Born on 7 September 1921 in Udupi, Karnataka, Madhav Vittal Kamath had his education in St Cecily's Convent, Christian High School, and Board High School in Udupi, and Government College in Mangalore. He got his degree in chemistry and physics from St Xavier's College in the then Bombay in 1941.

After graduating in science, he worked as a chemist for five years before switching to journalism.

He started his media career as a reported with Mumbai's venerable daily, the Free Press Journal, in 1946 and later worked for its eveninger, Free Press Bulletin. Later, he joined the Times of India Group and was the editor of The Sunday Times between 1967 and 1969. He was made the Washington correspondent of The Times of India, and worked there for nearly 10 years, before returning in 1978 to serve as the editor of the erstwhile Illustrated Weekly of India, till 1981.

During his career spanning over six decades, Kamath also served in New Delhi, Washington, Paris, Geneva, New York and other centres in various capacities.

After retirement in 1981, he opted to settle down in Mumbai and continued writing books and columns for various national and international publications, including his ''alma mater'', the Free Press Journal, till a fortnight before his death.

Kamath was later appointed chairman of Prasar Bharati, the autonomous public service broadcaster of India.

He was the honorary president and director of Manipal Institute of Communications, and a board member of Manipal University, a deemed university.

Kamath was awarded Padma Bhushan for his contributions to Indian journalism in 2004. He also penned over 40 books, including `Gandhi - A Spiritual Journey', `Reporter At Large', and co-authored `Narendra Modi - The Architect of a Modern State' (2009).
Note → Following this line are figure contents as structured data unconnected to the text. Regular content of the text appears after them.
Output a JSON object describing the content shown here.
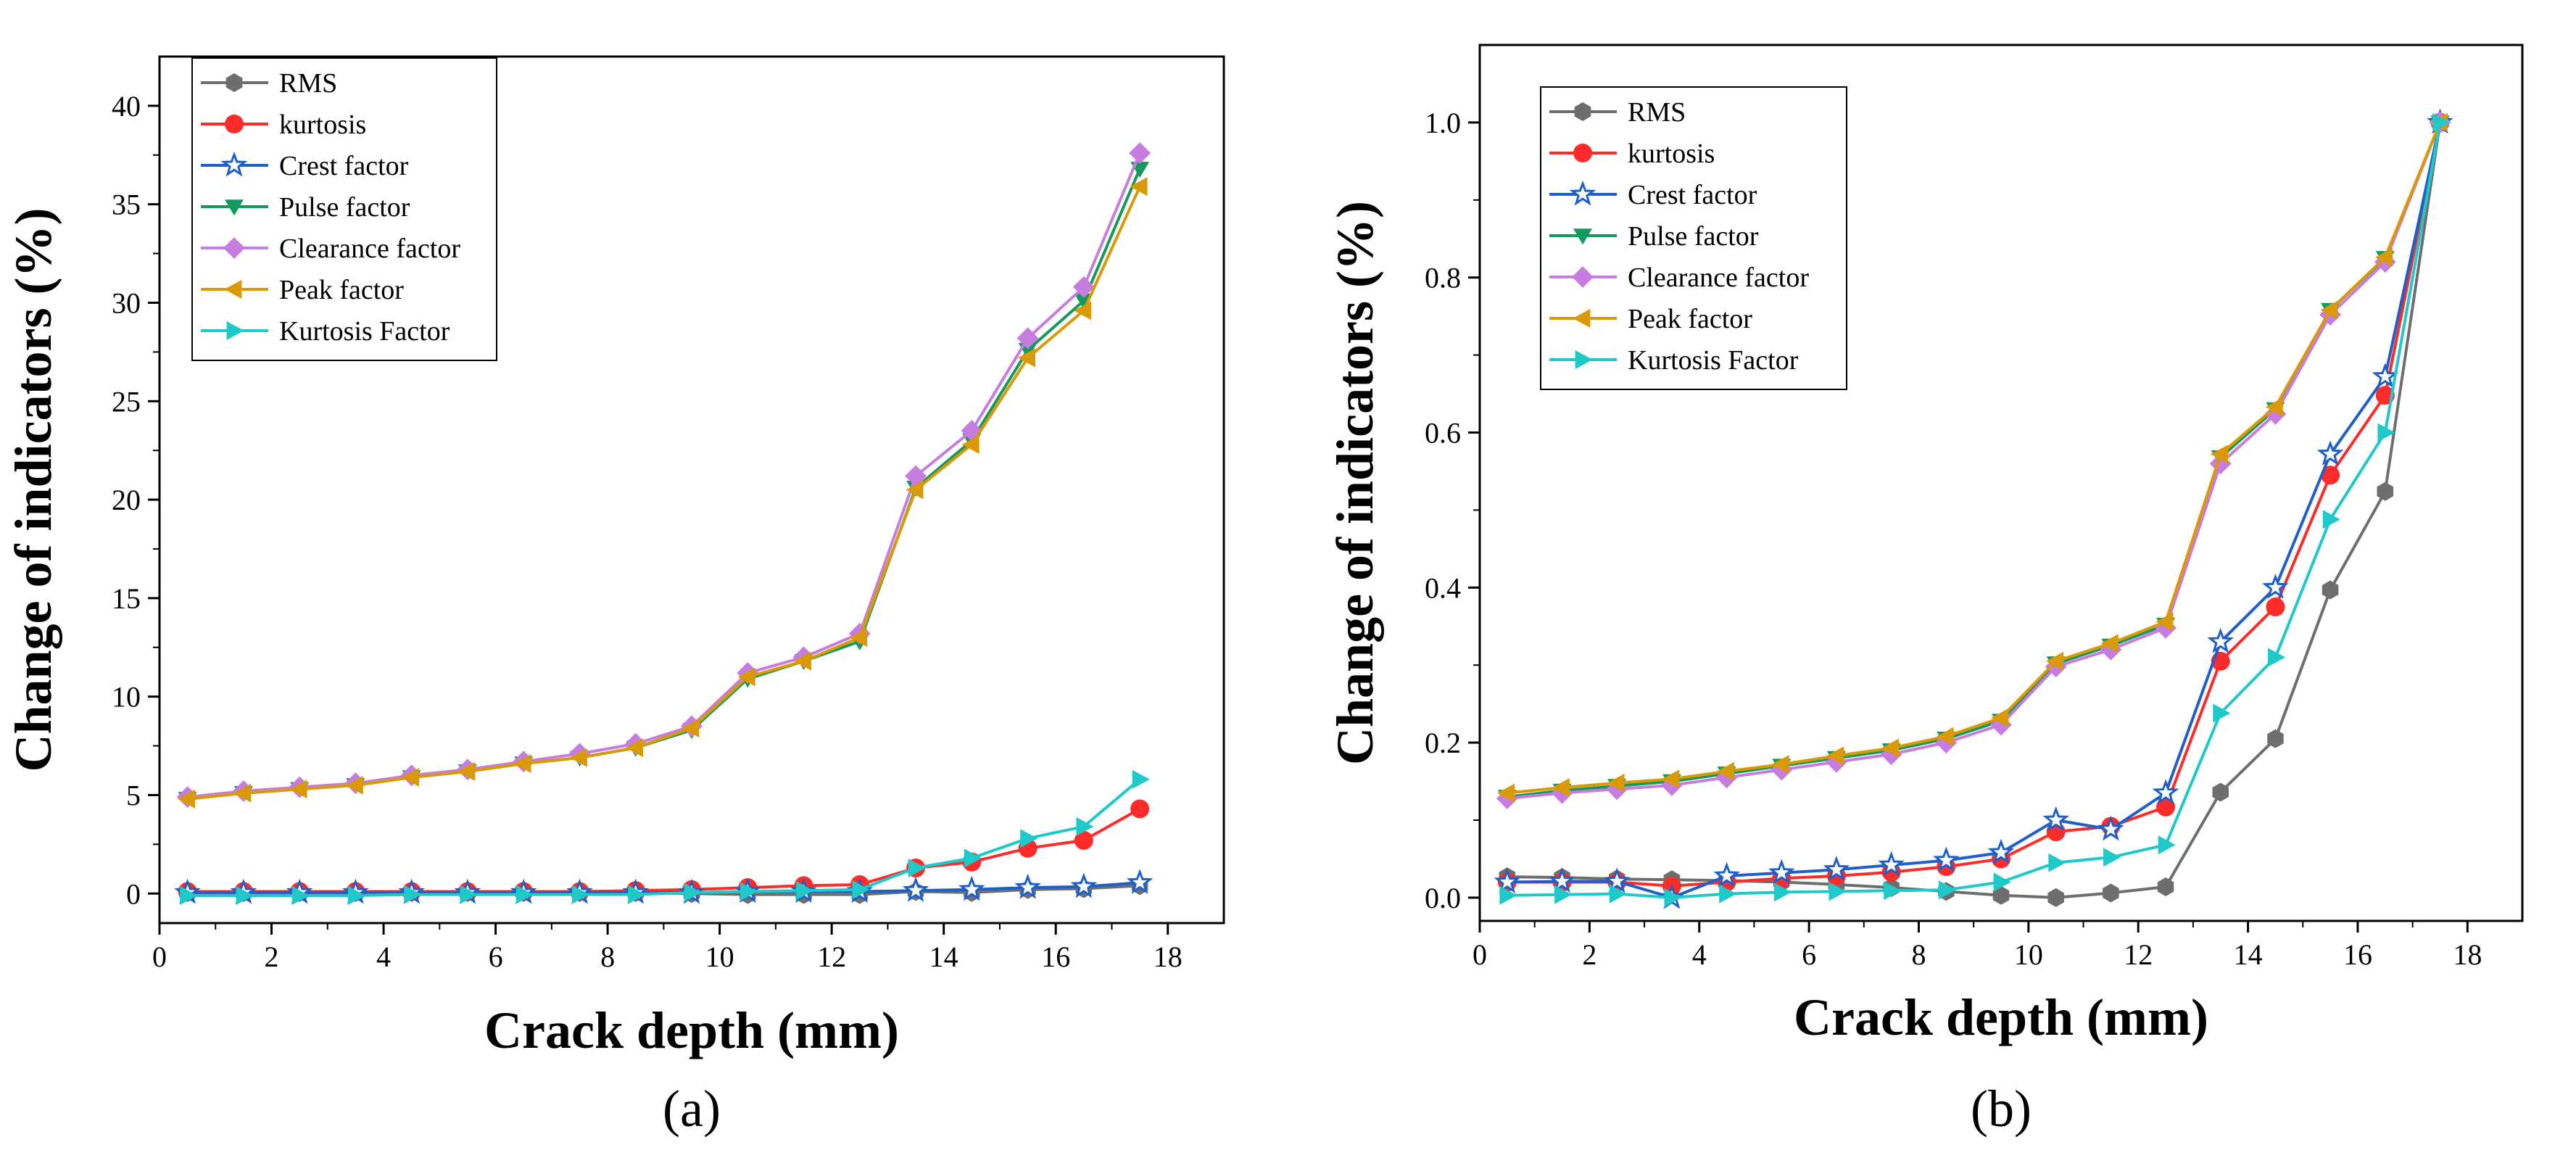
{
  "chart_data": [
    {
      "panel": "a",
      "panel_label_text": "(a)",
      "type": "line",
      "title": "",
      "xlabel": "Crack depth (mm)",
      "ylabel": "Change of indicators (%)",
      "xlim": [
        0,
        19
      ],
      "ylim": [
        -1.5,
        42.5
      ],
      "xticks": [
        0,
        2,
        4,
        6,
        8,
        10,
        12,
        14,
        16,
        18
      ],
      "yticks": [
        0,
        5,
        10,
        15,
        20,
        25,
        30,
        35,
        40
      ],
      "x": [
        0.5,
        1.5,
        2.5,
        3.5,
        4.5,
        5.5,
        6.5,
        7.5,
        8.5,
        9.5,
        10.5,
        11.5,
        12.5,
        13.5,
        14.5,
        15.5,
        16.5,
        17.5
      ],
      "legend_position": "top-left",
      "series": [
        {
          "name": "RMS",
          "color": "#6e6e6e",
          "marker": "hexagon",
          "values": [
            0.05,
            0.05,
            0.05,
            0.05,
            0.05,
            0.05,
            0.05,
            0.05,
            0.05,
            0.0,
            -0.05,
            -0.05,
            -0.05,
            0.1,
            0.05,
            0.2,
            0.25,
            0.4
          ]
        },
        {
          "name": "kurtosis",
          "color": "#ff2a2a",
          "marker": "circle",
          "values": [
            0.1,
            0.1,
            0.1,
            0.1,
            0.1,
            0.1,
            0.1,
            0.1,
            0.15,
            0.2,
            0.3,
            0.4,
            0.45,
            1.3,
            1.6,
            2.3,
            2.7,
            4.3
          ]
        },
        {
          "name": "Crest factor",
          "color": "#1f5fc9",
          "marker": "star",
          "values": [
            0.05,
            0.05,
            0.05,
            0.05,
            0.05,
            0.05,
            0.05,
            0.05,
            0.05,
            0.05,
            0.1,
            0.1,
            0.1,
            0.15,
            0.2,
            0.3,
            0.35,
            0.55
          ]
        },
        {
          "name": "Pulse factor",
          "color": "#129a5f",
          "marker": "triangle-down",
          "values": [
            4.8,
            5.1,
            5.3,
            5.5,
            5.9,
            6.2,
            6.6,
            6.9,
            7.4,
            8.3,
            10.9,
            11.8,
            12.8,
            20.6,
            23.0,
            27.6,
            30.1,
            36.8
          ]
        },
        {
          "name": "Clearance factor",
          "color": "#c77de0",
          "marker": "diamond",
          "values": [
            4.9,
            5.2,
            5.4,
            5.6,
            6.0,
            6.3,
            6.7,
            7.1,
            7.6,
            8.5,
            11.2,
            12.0,
            13.2,
            21.2,
            23.5,
            28.2,
            30.8,
            37.6
          ]
        },
        {
          "name": "Peak factor",
          "color": "#d99a05",
          "marker": "triangle-left",
          "values": [
            4.8,
            5.1,
            5.3,
            5.5,
            5.9,
            6.2,
            6.6,
            6.9,
            7.4,
            8.4,
            11.0,
            11.8,
            13.0,
            20.5,
            22.8,
            27.2,
            29.6,
            35.9
          ]
        },
        {
          "name": "Kurtosis Factor",
          "color": "#1ec9c9",
          "marker": "triangle-right",
          "values": [
            -0.1,
            -0.1,
            -0.1,
            -0.1,
            -0.05,
            -0.05,
            -0.05,
            -0.05,
            -0.05,
            0.05,
            0.1,
            0.15,
            0.2,
            1.3,
            1.8,
            2.8,
            3.4,
            5.8
          ]
        }
      ]
    },
    {
      "panel": "b",
      "panel_label_text": "(b)",
      "type": "line",
      "title": "",
      "xlabel": "Crack depth (mm)",
      "ylabel": "Change of indicators (%)",
      "xlim": [
        0,
        19
      ],
      "ylim": [
        -0.03,
        1.1
      ],
      "xticks": [
        0,
        2,
        4,
        6,
        8,
        10,
        12,
        14,
        16,
        18
      ],
      "yticks": [
        0.0,
        0.2,
        0.4,
        0.6,
        0.8,
        1.0
      ],
      "ytick_labels": [
        "0.0",
        "0.2",
        "0.4",
        "0.6",
        "0.8",
        "1.0"
      ],
      "x": [
        0.5,
        1.5,
        2.5,
        3.5,
        4.5,
        5.5,
        6.5,
        7.5,
        8.5,
        9.5,
        10.5,
        11.5,
        12.5,
        13.5,
        14.5,
        15.5,
        16.5,
        17.5
      ],
      "legend_position": "top-left",
      "series": [
        {
          "name": "RMS",
          "color": "#6e6e6e",
          "marker": "hexagon",
          "values": [
            0.027,
            0.026,
            0.024,
            0.023,
            0.022,
            0.02,
            0.017,
            0.013,
            0.008,
            0.003,
            0.0,
            0.006,
            0.014,
            0.136,
            0.205,
            0.397,
            0.524,
            1.0
          ]
        },
        {
          "name": "kurtosis",
          "color": "#ff2a2a",
          "marker": "circle",
          "values": [
            0.02,
            0.02,
            0.02,
            0.015,
            0.02,
            0.025,
            0.028,
            0.033,
            0.04,
            0.05,
            0.085,
            0.092,
            0.117,
            0.305,
            0.375,
            0.545,
            0.648,
            1.0
          ]
        },
        {
          "name": "Crest factor",
          "color": "#1f5fc9",
          "marker": "star",
          "values": [
            0.02,
            0.021,
            0.021,
            0.0,
            0.028,
            0.032,
            0.036,
            0.042,
            0.048,
            0.058,
            0.1,
            0.088,
            0.135,
            0.33,
            0.4,
            0.572,
            0.672,
            1.0
          ]
        },
        {
          "name": "Pulse factor",
          "color": "#129a5f",
          "marker": "triangle-down",
          "values": [
            0.13,
            0.138,
            0.144,
            0.15,
            0.16,
            0.17,
            0.18,
            0.19,
            0.205,
            0.228,
            0.302,
            0.325,
            0.352,
            0.568,
            0.63,
            0.758,
            0.825,
            1.0
          ]
        },
        {
          "name": "Clearance factor",
          "color": "#c77de0",
          "marker": "diamond",
          "values": [
            0.128,
            0.135,
            0.14,
            0.145,
            0.155,
            0.165,
            0.175,
            0.185,
            0.2,
            0.223,
            0.298,
            0.32,
            0.348,
            0.56,
            0.624,
            0.752,
            0.82,
            1.0
          ]
        },
        {
          "name": "Peak factor",
          "color": "#d99a05",
          "marker": "triangle-left",
          "values": [
            0.135,
            0.142,
            0.148,
            0.153,
            0.163,
            0.172,
            0.183,
            0.193,
            0.208,
            0.232,
            0.305,
            0.328,
            0.356,
            0.572,
            0.633,
            0.758,
            0.826,
            1.0
          ]
        },
        {
          "name": "Kurtosis Factor",
          "color": "#1ec9c9",
          "marker": "triangle-right",
          "values": [
            0.003,
            0.004,
            0.005,
            0.0,
            0.005,
            0.007,
            0.008,
            0.009,
            0.01,
            0.02,
            0.045,
            0.052,
            0.068,
            0.238,
            0.31,
            0.488,
            0.6,
            1.0
          ]
        }
      ]
    }
  ]
}
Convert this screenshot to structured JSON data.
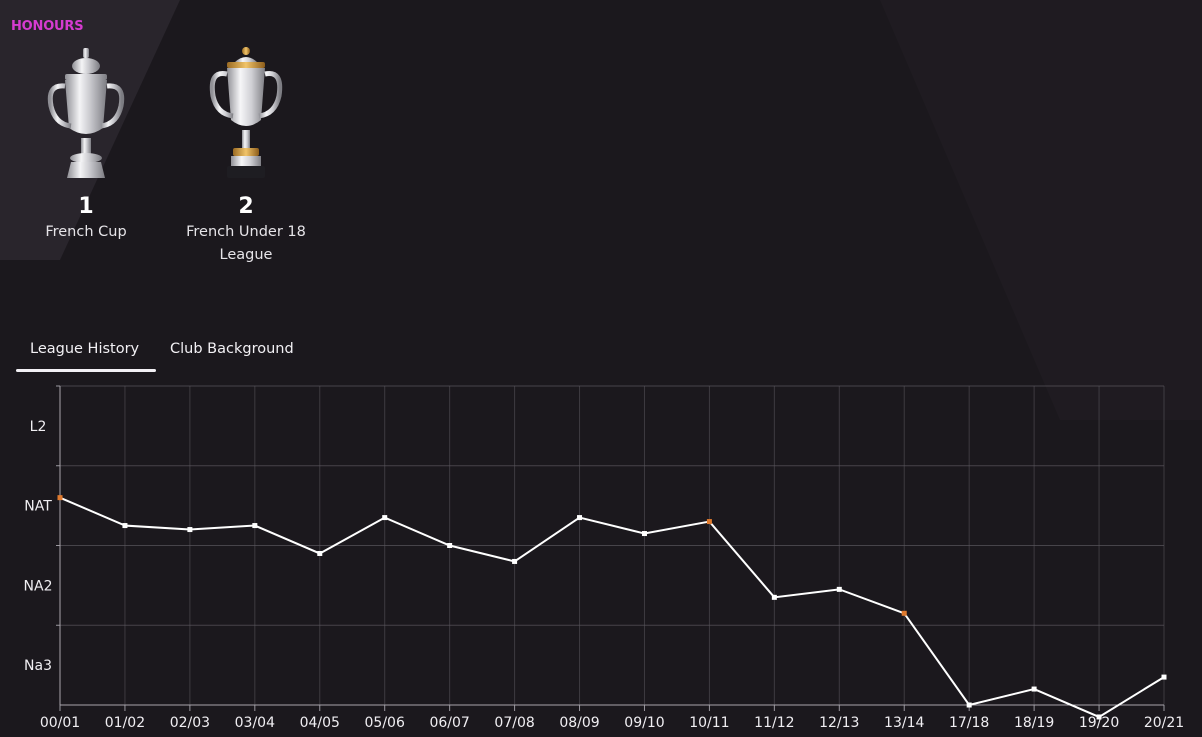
{
  "honours": {
    "title": "HONOURS",
    "trophies": [
      {
        "count": "1",
        "name": "French Cup",
        "icon": "silver-cup-icon"
      },
      {
        "count": "2",
        "name": "French Under 18 League",
        "icon": "gold-trim-cup-icon"
      }
    ]
  },
  "tabs": [
    {
      "label": "League History",
      "active": true
    },
    {
      "label": "Club Background",
      "active": false
    }
  ],
  "colors": {
    "background": "#1b181d",
    "accent": "#d63bd0",
    "line": "#ffffff",
    "highlight_point": "#e07a2e",
    "grid": "#5a575e"
  },
  "chart_data": {
    "type": "line",
    "ylabels": [
      "L2",
      "NAT",
      "NA2",
      "Na3"
    ],
    "categories": [
      "00/01",
      "01/02",
      "02/03",
      "03/04",
      "04/05",
      "05/06",
      "06/07",
      "07/08",
      "08/09",
      "09/10",
      "10/11",
      "11/12",
      "12/13",
      "13/14",
      "17/18",
      "18/19",
      "19/20",
      "20/21"
    ],
    "series": [
      {
        "values": [
          1.9,
          2.25,
          2.3,
          2.25,
          2.6,
          2.15,
          2.5,
          2.7,
          2.15,
          2.35,
          2.2,
          3.15,
          3.05,
          3.35,
          4.5,
          4.3,
          4.65,
          4.15
        ],
        "highlight": [
          0,
          10,
          13
        ]
      }
    ],
    "ylim": [
      0.5,
      4.5
    ],
    "grid": true
  }
}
Prime Minister Narendra Modi condoled the demise of the renowned journalist.

"A prolific writer and a fine human being, Shri MV Kamath's demise is a loss to the world of literature and journalism. May his soul rest in peace. My mind goes back to the several interactions I had with MV Kamath ji. He was a repository of knowledge, always full of humility and grace," the prime minister said.